Asimismo, las PSC relatan experiencias vividas en otros espacios, por lo general menos legitimados en el circuito socio-asistencial formal, de los que participan activamente. Eso es vivido como pasaje desde posiciones objetualizantes, en las que no son considerados, a posiciones activas en lo que respecta a la gestión de sus propios padecimientos. Son por lo general organizaciones sociales que brindan algún tipo de asistencia, y que parten de dos supuestos: que la persona tiene un saber sobre su situación y que el intercambio con otros contribuye a la construcción de autonomía. Específicamente refieren a un comedor popular donde la misma gente en situación de calle cocina y participa activamente en la toma de decisiones sobre las actividades, una radio abierta comunitaria que personas en situación de calle realizan para otras personas en situación de calle, un grupo de mujeres que a partir de la realización de un taller de periodismo y poesía publican bimensualmente una revista, un grupo de varones que estuvieron privados de su libertad que se reúnen semanalmente a conversar sobre su situación. Sobre los modos de intervención de estos dispositivos, en función de la valoración positiva que realizan los propios beneficiarios, se está profundizando en la tercera etapa del proyecto de investigación, que se encuentra en ejecución.

Discusión y Conclusiones

La inclusión de la categoría de cuidado para comprender e intervenir en el campo de las vulneraciones psicosociales, en este caso en particular con personas en situación de calle en contextos urbanos, plantea desafíos e interrogantes.

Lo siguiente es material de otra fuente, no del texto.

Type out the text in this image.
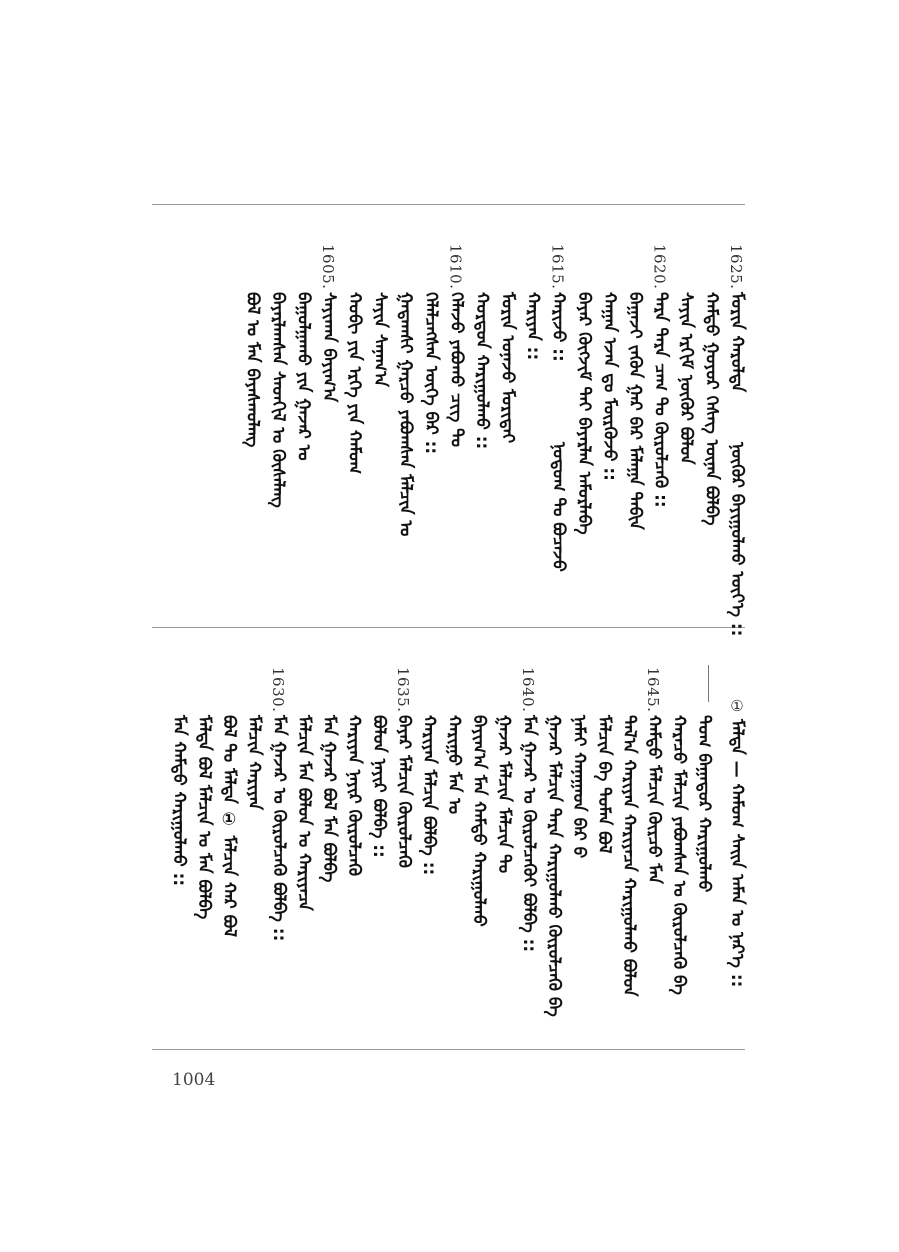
1625.
ᠮᠣᠷᠢᠨ ᠬᠠᠷᠤᠯᠲᠠ
ᠨᠥᠬᠦᠷ ᠪᠠᠶᠢᠭᠤᠯᠬᠤ ᠦᠶ᠎ᠡ ::
ᠬᠠᠮᠲᠤ ᠭᠤᠶᠤᠷ ᠬᠡᠰᠡᠭ ᠦᠨᠡᠨ ᠪᠣᠯᠪᠠ
ᠰᠠᠶᠢᠨ ᠡᠷᠬᠢᠮ ᠨᠥᠬᠦᠷ ᠪᠣᠯᠤᠨ
1620.
ᠲᠡᠷᠡ ᠲᠡᠷᠡ ᠴᠠᠭ ᠲᠤ ᠬᠦᠷᠦᠯᠴᠡᠬᠦ ::
ᠪᠠᠭᠠᠵᠢ ᠵᠡᠭᠦᠨ ᠭᠠᠷ ᠪᠡᠷ ᠮᠠᠯᠠᠭᠠ ᠲᠠᠪᠢᠨ
ᠬᠠᠭᠠᠨ ᠡᠵᠡᠨ ᠳᠤ ᠮᠦᠷᠭᠦᠵᠦ ::
ᠪᠠᠶᠠᠷ ᠬᠥᠭᠵᠢᠮ ᠲᠠᠢ ᠪᠠᠶᠠᠷᠯᠠᠨ ᠠᠮᠤᠷᠯᠠᠪᠠ
1615.
ᠬᠠᠷᠢᠵᠤ ::
ᠨᠤᠲᠤᠭ ᠲᠤ ᠪᠤᠴᠠᠵᠤ
ᠬᠠᠷᠢᠶᠠᠨ ::
ᠮᠣᠷᠢᠨ ᠤᠨᠠᠵᠤ ᠮᠣᠷᠢᠲᠠᠢ
ᠬᠤᠷᠳᠤᠨ ᠬᠠᠷᠢᠭᠤᠯᠬᠤ ::
1610.
ᠬᠡᠯᠡᠵᠦ ᠶᠠᠪᠤᠬᠤ ᠴᠢᠭ ᠲᠤ
ᠬᠡᠯᠡᠯᠴᠡᠭᠰᠡᠨ ᠦᠭᠡ ᠪᠡᠷ ::
ᠭᠠᠳᠠᠭᠰᠢ ᠭᠠᠷᠴᠤ ᠶᠠᠪᠤᠭᠰᠠᠨ ᠮᠠᠯᠴᠢᠨ ᠤ
ᠰᠠᠶᠢᠨ ᠰᠠᠨᠠᠭ᠎ᠠ
ᠬᠤᠪᠢ ᠶᠢᠨ ᠡᠷᠬᠡ ᠶᠢᠨ ᠬᠠᠮᠤᠭ
1605.
ᠰᠠᠶᠢᠬᠠᠨ ᠪᠠᠶᠢᠭ᠎ᠠ
ᠪᠠᠭᠤᠯᠭᠠᠬᠤ ᠶᠢᠨ ᠭᠠᠵᠠᠷ ᠤ
ᠪᠠᠶᠠᠷᠯᠠᠭᠰᠠᠨ ᠰᠡᠳᠬᠢᠯ ᠤ ᠬᠦᠰᠡᠯᠡᠩ
ᠪᠣᠯ ᠤ ᠮᠠᠨ ᠪᠠᠶᠠᠰᠬᠤᠯᠠᠩ
①
ᠮᠠᠯᠲᠠ — ᠬᠠᠮᠤᠭ ᠰᠠᠢᠨ ᠠᠮᠠᠨ ᠤ ᠨᠡᠷ᠎ᠡ ::
ᠲᠤᠭ ᠪᠠᠭᠠᠳᠤᠷ ᠬᠠᠷᠢᠭᠤᠯᠬᠤ
ᠬᠠᠷᠠᠴᠤ ᠮᠠᠯᠴᠢᠨ ᠶᠠᠪᠤᠭᠰᠠᠨ ᠤ ᠬᠦᠷᠦᠯᠴᠡᠬᠦ ᠪᠡ
1645.
ᠬᠠᠮᠲᠤ ᠮᠠᠯᠴᠢᠨ ᠬᠦᠷᠴᠦ ᠮᠠᠨ
ᠲᠠᠯ᠎ᠠ ᠬᠠᠷᠢᠶᠠᠨ ᠬᠠᠷᠢᠶᠠᠴᠠ ᠬᠠᠷᠢᠭᠤᠯᠬᠤ ᠪᠣᠯᠤᠨ
ᠮᠠᠯᠴᠢᠨ ᠪᠠ ᠲᠤᠮᠠᠨ ᠪᠣᠯ
ᠨᠠᠮᠠᠢ ᠬᠠᠨᠠᠭᠠᠳ ᠪᠠᠷ ᠪ
ᠭᠠᠵᠠᠷ ᠮᠠᠯᠴᠢᠨ ᠲᠡᠷᠡ ᠬᠠᠷᠢᠭᠤᠯᠬᠤ ᠬᠦᠷᠦᠯᠴᠡᠬᠦ ᠪᠡ
1640.
ᠮᠠᠨ ᠭᠠᠵᠠᠷ ᠤ ᠬᠦᠷᠦᠯᠴᠡᠬᠦᠢ ᠪᠣᠯᠪᠠ ::
ᠭᠠᠵᠠᠷ ᠮᠠᠯᠴᠢᠨ ᠮᠠᠯᠴᠢᠨ ᠲᠤ
ᠪᠠᠶᠢᠭ᠎ᠠ ᠮᠠᠨ ᠬᠠᠮᠲᠤ ᠬᠠᠷᠢᠭᠤᠯᠬᠤ
ᠬᠠᠷᠢᠭᠤ ᠮᠠᠨ ᠤ
ᠬᠠᠷᠢᠶᠠᠨ ᠮᠠᠯᠴᠢᠨ ᠪᠣᠯᠪᠠ ::
1635.
ᠪᠠᠶᠠᠷ ᠮᠠᠯᠴᠢᠨ ᠬᠦᠷᠦᠯᠴᠡᠬᠦ
ᠪᠣᠯᠤᠨ ᠨᠠᠶᠢᠷ ᠪᠣᠯᠪᠠ ::
ᠬᠠᠷᠢᠶᠠᠨ ᠨᠠᠶᠢᠷ ᠬᠦᠷᠦᠯᠴᠡᠬᠦ
ᠮᠠᠨ ᠭᠠᠵᠠᠷ ᠪᠣᠯ ᠮᠠᠨ ᠪᠣᠯᠪᠠ
ᠮᠠᠯᠴᠢᠨ ᠮᠠᠨ ᠪᠣᠯᠤᠨ ᠤ ᠬᠠᠷᠢᠶᠠᠴᠠ
1630.
ᠮᠠᠨ ᠭᠠᠵᠠᠷ ᠤ ᠬᠦᠷᠦᠯᠴᠡᠬᠦ ᠪᠣᠯᠪᠠ ::
ᠮᠠᠯᠴᠢᠨ ᠬᠠᠷᠢᠶᠠᠨ
ᠪᠣᠯ ᠲᠤ ᠮᠠᠯᠲᠠ ① ᠮᠠᠯᠴᠢᠨ ᠬᠠᠷ ᠪᠣᠯ
ᠮᠠᠯᠲᠠ ᠪᠣᠯ ᠮᠠᠯᠴᠢᠨ ᠤ ᠮᠠᠨ ᠪᠣᠯᠪᠠ
ᠮᠠᠨ ᠬᠠᠮᠲᠤ ᠬᠠᠷᠢᠭᠤᠯᠬᠤ ::
1004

Tanto los dispositivos técnicos como las PSC comparten definiciones basadas en la lógica del déficit y la inadecuación del yo como explicación de esa situación. En este sentido, y en relación con el objetivo de caracterizar las prácticas de intervención y las lógicas del circuito socio-asistencial, se encontró que se configuran prácticas mediadas por representaciones sociales sobre las PSC basadas en el descontrol, la irresponsabilidad y la incapacidad, que los colocan como objetos de control y como receptores de cuidado, atribuyendo que no saben ni pueden cuidarse. Es decir, se los infantiliza en algunas organizaciones, castigándolos cuando transgreden las normas institucionales (Seidmann et al., 2015).

Se pone en evidencia cierta tensión entre lo ofrecido por los dispositivos, y lo percibido como necesidad por los beneficiarios. Mientras que el circuito socio-asistencial se organiza principalmente a partir de ofrecer cuidados materiales para necesidades que efectivamente tienen las personas en situación de calle (vestido, alimentación, higiene, descanso, etc.), quienes están en situación de calle expresan necesitar ser escuchados y generar nuevos vínculos (cuidado en su dimensión inmaterial). Es decir, que frente a ese entramado asistencialista, que promueve lugares pasivos y reproduce relaciones de asimetría y heteronomía, surge la demanda de intervenciones que focalicen en la importancia de la participación de las PSC para la reducción de los efectos negativos de ciertos padecimientos, promoviendo la construcción de otros posicionamientos sociales.

La valorización positiva que hacen las PSC de su inclusión en algunas organizaciones, diferenciando niveles graduales de responsabilidad y compromiso, refuerza la importancia de lo vincular como eje de intervención. Promueve que sean considerados como sujetos de derechos, y que, incluso en quienes se cronifica la situación de calle, sean reconocidos desde su potencialidad más que desde su incapacidad.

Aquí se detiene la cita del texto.